Opinión | Visiones y visitas

Contumacia Pantallodocente

Contumacia gremial; o debilidad ante la inercia; o miedo al qué dirán, a parecer «out», a perder comba; o timidez a la hora de soltar lo que parecía una tabla de salvación, una ventaja comercial y un signo de progreso. De todas estas maneras puede llamarse la permanencia de las pantallas en las aulas, de lo audiovisual como recurso pedagógico, herramienta de marketing o auxilio de profesores atribulados. Porque sucede que se ha demostrado científicamente, neurológicamente, irrefutablemente que utilizar pantallas durante los años de formación académica reduce la capacidad cognitiva y el poder de concentración; que se produce un sólo enlace neuronal cuando se aprieta la tecla de cualquier letra, mientras que se producen miles cuando cada letra se dibuja; que resulta mucho más beneficiosa una pizarra convencional que una «pizarra digital», que no es pizarra sino pantalla gigante, versión gorda de los adictivos caleidoscopios de bolsillo. Y sin embargo, a pesar de la evidencia científica, ni un solo colegio desmonta el armatoste que incrustó entre la mesa del profesor, la pizarra y la puerta, el pegote atravesado en el espacio natural del docente, que le molesta, le da trabajo adicional y encima perjudica el rendimiento académico de los alumnos. Es una contumacia inexplicable, impropia de la profesión docente, por lo que a lo mejor no es contumacia ni nada de lo apuntado al principio: a lo mejor sólo es que no hay agallas para tirar a la basura una costosa inversión económica; o para, simplemente, admitir un error. A lo mejor es que da vergüenza reconocerse víctima de un timo, aunque lo hayan sufrido muchos. El caso es que ahí sigue, un curso más, el emplasto, la pantalla, el entorpecedor mental, el cinturón de plomo ceñido a la imaginación y a la versatilidad intelectual del alumnado, el esclerotizador de molleras y el desmentidor de vocaciones docentes, la prueba de que importa más el «negocio» que la enseñanza. Se les pone cara de tontos a los niños dándole al pantallote, al recuadro, al garlito, porque parecen asomados al videojuego, a la fuente de la eterna estupidez, incapaces de coger una tiza y componer a mano la doble respuesta del contenido y la personalidad.

Enseñar es despertar expectación, sacar cosas de dentro, inspirar confianza en las propias aptitudes; justo lo que destruyen, lo que oxidan y calcifican las pantallas. Nadie niega la utilidad que tienen la hiperconexión y la cibernética para el adelanto de la humanidad, para el progreso de la medicina, la ingeniería, el comercio internacional y la información; pero sí —la niega la ciencia— para el proceso de aprendizaje, para el desarrollo cognitivo, para la formación de las inteligencias. La pantalla se ha colado, por intereses económicos y por absurda y facilona competitividad, en un espacio que no le corresponde.
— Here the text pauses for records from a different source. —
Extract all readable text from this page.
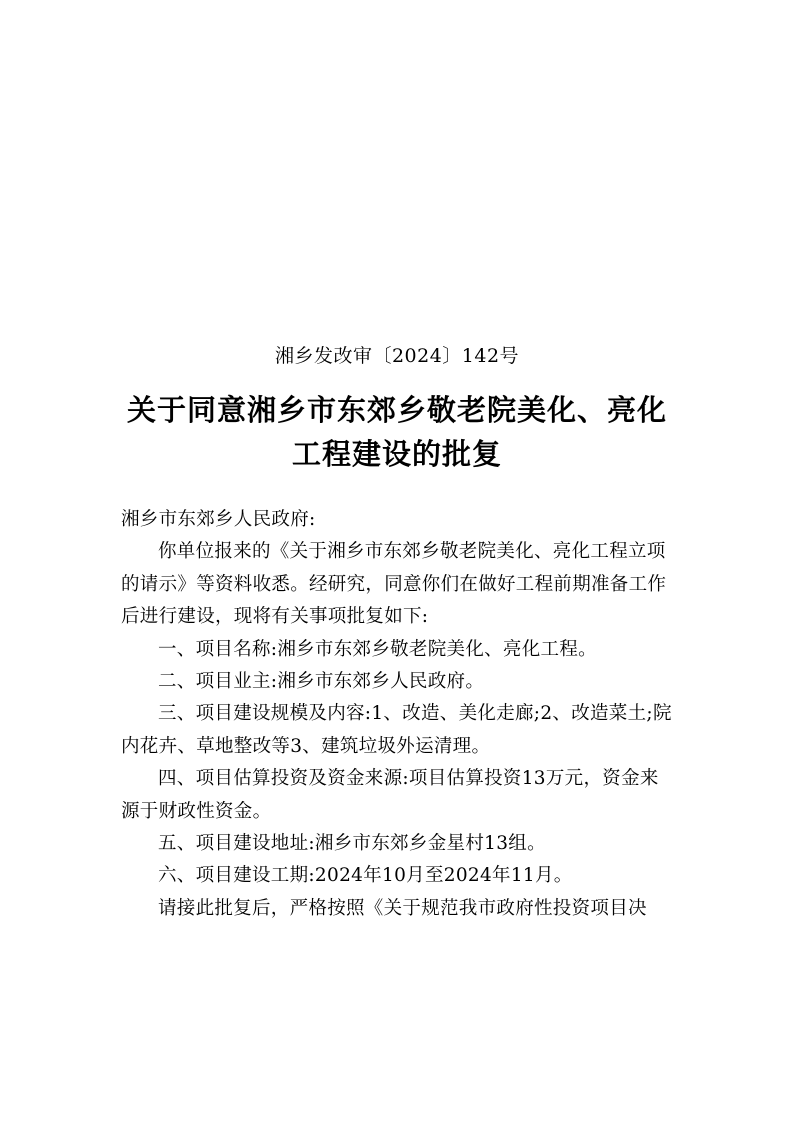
湘乡发改审〔2024〕142号
关于同意湘乡市东郊乡敬老院美化、亮化
工程建设的批复

湘乡市东郊乡人民政府:

你单位报来的《关于湘乡市东郊乡敬老院美化、亮化工程立项的请示》等资料收悉。经研究，同意你们在做好工程前期准备工作后进行建设，现将有关事项批复如下:

一、项目名称:湘乡市东郊乡敬老院美化、亮化工程。

二、项目业主:湘乡市东郊乡人民政府。

三、项目建设规模及内容:1、改造、美化走廊;2、改造菜土;院内花卉、草地整改等3、建筑垃圾外运清理。

四、项目估算投资及资金来源:项目估算投资13万元，资金来源于财政性资金。

五、项目建设地址:湘乡市东郊乡金星村13组。

六、项目建设工期:2024年10月至2024年11月。

请接此批复后，严格按照《关于规范我市政府性投资项目决
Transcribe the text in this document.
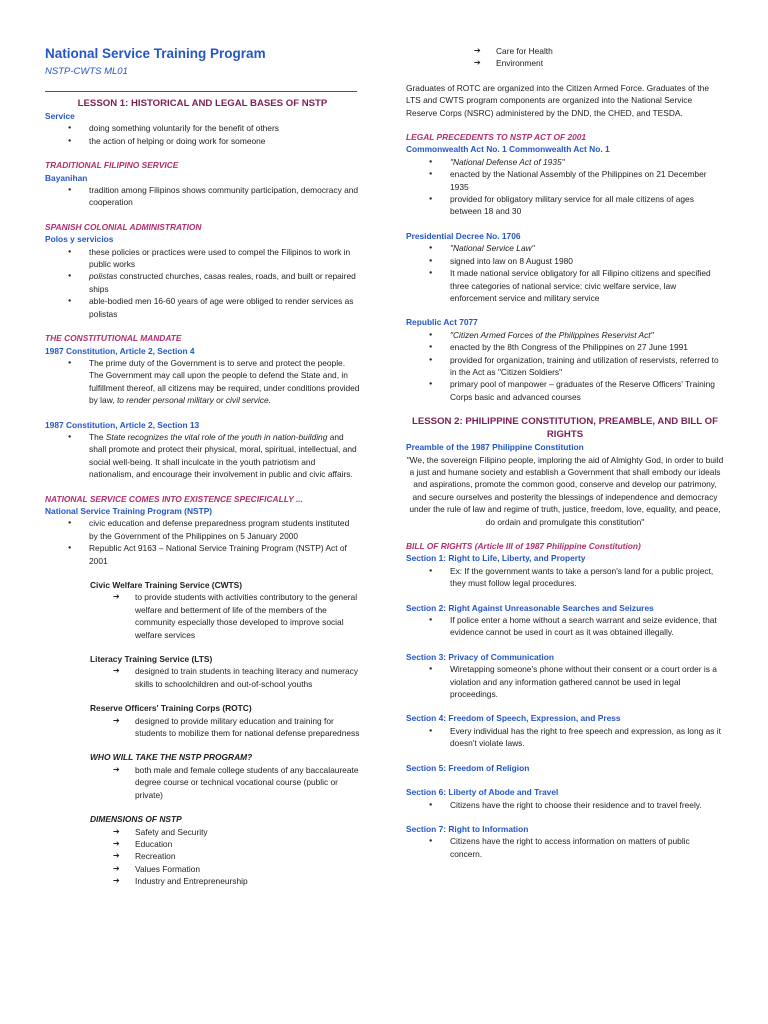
National Service Training Program
NSTP-CWTS ML01
LESSON 1: HISTORICAL AND LEGAL BASES OF NSTP
Service
● doing something voluntarily for the benefit of others
● the action of helping or doing work for someone
TRADITIONAL FILIPINO SERVICE
Bayanihan
● tradition among Filipinos shows community participation, democracy and cooperation
SPANISH COLONIAL ADMINISTRATION
Polos y servicios
● these policies or practices were used to compel the Filipinos to work in public works
● polistas constructed churches, casas reales, roads, and built or repaired ships
● able-bodied men 16-60 years of age were obliged to render services as polistas
THE CONSTITUTIONAL MANDATE
1987 Constitution, Article 2, Section 4
● The prime duty of the Government is to serve and protect the people. The Government may call upon the people to defend the State and, in fulfillment thereof, all citizens may be required, under conditions provided by law, to render personal military or civil service.
1987 Constitution, Article 2, Section 13
● The State recognizes the vital role of the youth in nation-building and shall promote and protect their physical, moral, spiritual, intellectual, and social well-being. It shall inculcate in the youth patriotism and nationalism, and encourage their involvement in public and civic affairs.
NATIONAL SERVICE COMES INTO EXISTENCE SPECIFICALLY ...
National Service Training Program (NSTP)
● civic education and defense preparedness program students instituted by the Government of the Philippines on 5 January 2000
● Republic Act 9163 – National Service Training Program (NSTP) Act of 2001
Civic Welfare Training Service (CWTS)
➔ to provide students with activities contributory to the general welfare and betterment of life of the members of the community especially those developed to improve social welfare services
Literacy Training Service (LTS)
➔ designed to train students in teaching literacy and numeracy skills to schoolchildren and out-of-school youths
Reserve Officers' Training Corps (ROTC)
➔ designed to provide military education and training for students to mobilize them for national defense preparedness
WHO WILL TAKE THE NSTP PROGRAM?
➔ both male and female college students of any baccalaureate degree course or technical vocational course (public or private)
DIMENSIONS OF NSTP
➔ Safety and Security
➔ Education
➔ Recreation
➔ Values Formation
➔ Industry and Entrepreneurship
➔ Care for Health
➔ Environment
Graduates of ROTC are organized into the Citizen Armed Force. Graduates of the LTS and CWTS program components are organized into the National Service Reserve Corps (NSRC) administered by the DND, the CHED, and TESDA.
LEGAL PRECEDENTS TO NSTP ACT OF 2001
Commonwealth Act No. 1 Commonwealth Act No. 1
● "National Defense Act of 1935"
● enacted by the National Assembly of the Philippines on 21 December 1935
● provided for obligatory military service for all male citizens of ages between 18 and 30
Presidential Decree No. 1706
● "National Service Law"
● signed into law on 8 August 1980
● It made national service obligatory for all Filipino citizens and specified three categories of national service: civic welfare service, law enforcement service and military service
Republic Act 7077
● "Citizen Armed Forces of the Philippines Reservist Act"
● enacted by the 8th Congress of the Philippines on 27 June 1991
● provided for organization, training and utilization of reservists, referred to in the Act as "Citizen Soldiers"
● primary pool of manpower – graduates of the Reserve Officers' Training Corps basic and advanced courses
LESSON 2: PHILIPPINE CONSTITUTION, PREAMBLE, AND BILL OF RIGHTS
Preamble of the 1987 Philippine Constitution
"We, the sovereign Filipino people, imploring the aid of Almighty God, in order to build a just and humane society and establish a Government that shall embody our ideals and aspirations, promote the common good, conserve and develop our patrimony, and secure ourselves and posterity the blessings of independence and democracy under the rule of law and regime of truth, justice, freedom, love, equality, and peace, do ordain and promulgate this constitution"
BILL OF RIGHTS (Article III of 1987 Philippine Constitution)
Section 1: Right to Life, Liberty, and Property
● Ex: If the government wants to take a person's land for a public project, they must follow legal procedures.
Section 2: Right Against Unreasonable Searches and Seizures
● If police enter a home without a search warrant and seize evidence, that evidence cannot be used in court as it was obtained illegally.
Section 3: Privacy of Communication
● Wiretapping someone's phone without their consent or a court order is a violation and any information gathered cannot be used in legal proceedings.
Section 4: Freedom of Speech, Expression, and Press
● Every individual has the right to free speech and expression, as long as it doesn't violate laws.
Section 5: Freedom of Religion
Section 6: Liberty of Abode and Travel
● Citizens have the right to choose their residence and to travel freely.
Section 7: Right to Information
● Citizens have the right to access information on matters of public concern.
La máquina que facilita y mejora el trabajo adulto ha rebasado su espacio natural y ha invadido la enseñanza, donde va eliminando con diabólica rapidez el frondosísimo bosque de sensaciones, ideas, fruiciones, luces y matices que brotan de la mente infantil y juvenil a partir de la escucha de una buena explicación —de las palabras circulando en el aire, sin apoyaturas electrónicas, haciéndose imágenes en la sesera del alumno—; a partir del trazo manuscrito de los caracteres —ese misterioso y enriquecedor circuito que va del cerebro a los dedos cuando se dibujan las letras y vuelve del papel al cerebro como autorretrato en la caligrafía—; incluso a partir de las desconexiones y los aburrimientos particulares.

No es bueno meter en las aulas la vorágine, la saturación y el aturdimiento audiovisual que atropella la existencia humana, pues contamina los espacios de aprendizaje y los desactiva como espacios de sosiego, de reparación y de hallazgo, como reservas de la gran riqueza intelectual que impiden las pantallas, como lugares donde la persona en formación puede construir el mundo personalísimo de sus motivaciones, de sus inquietudes, de sus ideales y de sus conocimientos. Ya está bien de contumacia pantallodocente, sea voluntaria o instintiva. Basta de miedos y complejos. Desterrar la pantalla es el último grito pedagógico.